La pandémie a fait quelque heureux, en Italie. Certes, ce sont de vieux messieurs, souvent malades, mais quand même. Ils étaient en prison, à vie. Et tout à coup se sont retrouvés dehors, confinés chez eux. 373 mafieux et trafiquants de drogue ont été libérés, sur ordre de l’administration pénitentiaire, pour désengorger les prisons et limiter la propagation du virus. Sauf que parmi eux se trouvent des hommes puissants, qu’il a fallu des années pour arrêter et condamner : Francesco Bunora, 78 ans, est le chef de la Cosa Nostra, la mafia sicilienne ; Vincenzo Iannazzo, le patron de la N'drangheta calabraise ; Pasquale Zagaria, l’un des chefs de la Camorra napolitaine. Tous ont pu rentrer chez eux, avec un bracelet électronique  

La fureur et l'incompréhension des juges anti-mafia

Certains de ces hommes ont été condamnés pour des meurtres abominables. Ils étaient par ailleurs à l’isolement total pour éviter qu’ils ne continuent à diriger leurs réseaux depuis leurs cellules. Là, chez eux, ils peuvent reprendre les affaires, commanditer des vengeances et reconstituer leurs réseaux. Mais surtout, les juges qui les ont traqués se demandent bien ce qui a pu motiver l’administration pénitentiaire, puisque ces hommes à l’isolement total ne risquaient pas d’être contaminés. Le chef de l’Administration pénitentiaire a fini par démissionner devant le tollé.

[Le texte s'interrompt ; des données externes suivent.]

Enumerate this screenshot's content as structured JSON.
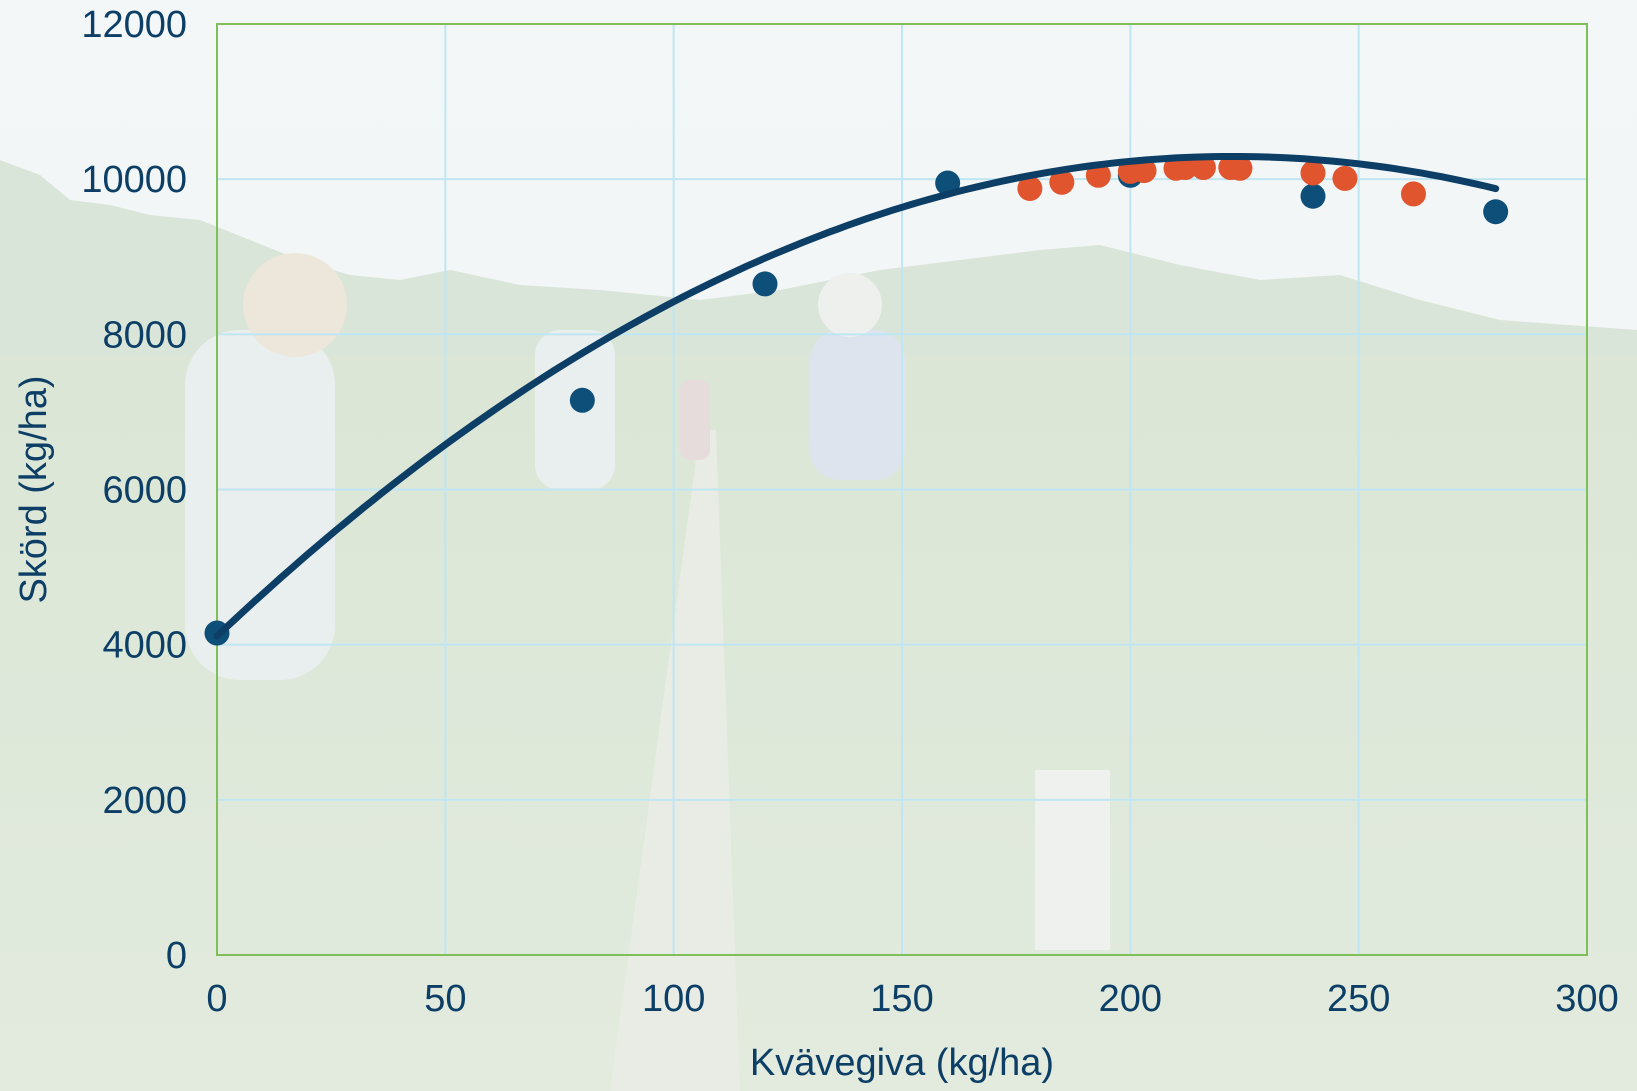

C’est désormais le ministre de la Justice qui est sur la sellette. Devant la presse, il a expliqué que la police va aller les chercher et les ramener en prison. Mais on sait que ces hommes ont été en cavale pendant des années, et ne seront pas ravis de retourner à l’isolement. Le ministre dit aussi qu’il sera plus compliqué de libérer des chefs mafieux, maintenant que la pandémie est mieux contrôlée.